Rüstung

Dein Kampfplatz

Wusstest du, dass wir uns jeden Tag in einem Kampf befinden? Ich meine nicht den Kampf, der beginnt, wenn morgens der Wecker klingelt und du dich aus dem Bett kämpfen musst. Wenn ich mir meinen Alltag anschaue, dann denke ich vielleicht, es sind äußere Faktoren, Kollegen, Menschen auf der Straße, die Familie oder die Arzt-Diagnose, mit denen ich zu kämpfen habe, aber in Wirklichkeit gibt es einen Kampf, der viel wichtiger ist, als der Kampf gegen äußere Widrigkeiten.

Es ist der Kampf, der in unserem Kopf stattfindet. Paulus schreibt: „Ich setze nicht die Waffen dieser Welt ein, sondern die Waffen Gottes. Sie sind mächtig genug, jede Festung zu zerstören, jedes menschliche Gedankengebäude niederzureißen“ (2. Korinther 10,4 HfA).

Wichtigkeit

Je länger wir im Glauben leben, je mehr Erfahrungen wir mit Gott machen, desto unwichtiger werden – zumindest theoretisch – äußere Kämpfe und desto wichtiger werden die Kämpfe, die in unseren Gedanken stattfinden. Warum?

Wir neigen oft dazu, dass Menschen, materielle Dinge, unsere Gesundheit, Religion oder „das System“ für unsere Probleme verantwortlich sind. Aber das ist eine Lüge. Ob ich mein Leben genießen kann oder nicht, hängt von anderen Faktoren, als von äußeren Begebenheiten ab. Es gibt arme Menschen, die glücklich und arme Menschen, die unglücklich sind. Ebenso gesunde und kranke, freie und angegriffene.

Lügen und Täuschungen

Wenn wir unsere Gedanken nicht erneuern, unseren Verstand, dann laufen wir Gefahr, weiterhin auf die Lügen des Feindes hereinzufallen. Was geschieht, ist, dass wir Entscheidungen aufgrund von diesen Lügen und Täuschungen heraus fällen.
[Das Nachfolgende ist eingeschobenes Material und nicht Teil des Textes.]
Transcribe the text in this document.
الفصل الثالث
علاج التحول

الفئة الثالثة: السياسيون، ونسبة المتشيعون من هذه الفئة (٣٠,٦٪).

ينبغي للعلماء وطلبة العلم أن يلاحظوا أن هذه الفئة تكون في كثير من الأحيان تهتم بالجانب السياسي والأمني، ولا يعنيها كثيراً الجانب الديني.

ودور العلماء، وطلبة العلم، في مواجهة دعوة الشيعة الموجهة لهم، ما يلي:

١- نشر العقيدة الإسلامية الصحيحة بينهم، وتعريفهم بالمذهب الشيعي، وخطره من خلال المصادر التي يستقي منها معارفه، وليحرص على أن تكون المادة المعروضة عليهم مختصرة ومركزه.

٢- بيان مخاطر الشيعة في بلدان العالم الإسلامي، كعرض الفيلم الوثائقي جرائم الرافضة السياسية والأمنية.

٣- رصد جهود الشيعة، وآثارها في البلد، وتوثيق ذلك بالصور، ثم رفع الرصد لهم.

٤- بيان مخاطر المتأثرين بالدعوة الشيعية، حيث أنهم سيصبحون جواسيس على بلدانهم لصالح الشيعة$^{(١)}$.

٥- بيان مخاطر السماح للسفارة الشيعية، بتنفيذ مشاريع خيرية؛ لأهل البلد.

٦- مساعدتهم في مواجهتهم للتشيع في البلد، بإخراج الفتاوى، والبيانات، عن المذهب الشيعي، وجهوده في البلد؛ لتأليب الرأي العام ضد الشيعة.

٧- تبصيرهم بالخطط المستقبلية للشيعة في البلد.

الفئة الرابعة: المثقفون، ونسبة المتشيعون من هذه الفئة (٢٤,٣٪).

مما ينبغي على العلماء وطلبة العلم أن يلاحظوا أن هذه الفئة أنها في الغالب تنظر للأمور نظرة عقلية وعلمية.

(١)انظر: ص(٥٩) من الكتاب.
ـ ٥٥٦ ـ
Wenn ich davon überzeugt bin, dass mich mehr Geld glücklicher macht, arbeite ich eben länger und härter oder fange mit kleinen Betrügereien bei der Steuererklärung an.

Jeden Tag wird unser Versand mit unendlich vielen Reizen – guten wie schädlichen – regelrecht bombardiert. Du musst so oder so sein, dies oder das besitzen, du musst ein gewisses Aussehen haben oder diesen oder jenen Erfolg vorweisen. Nur dann wirst du glücklich sein.

Die Festung im Kopf ist unser Kampfplatz

Schnell setzen sich Festungen in unserem Kopf fest: Ich kann keine glückliche Ehe führen, weil … Ich bin halt ein Versager. Das Glück, das bekommen nur andere. Nur, wenn ich mich verbiege, werde ich anerkannt.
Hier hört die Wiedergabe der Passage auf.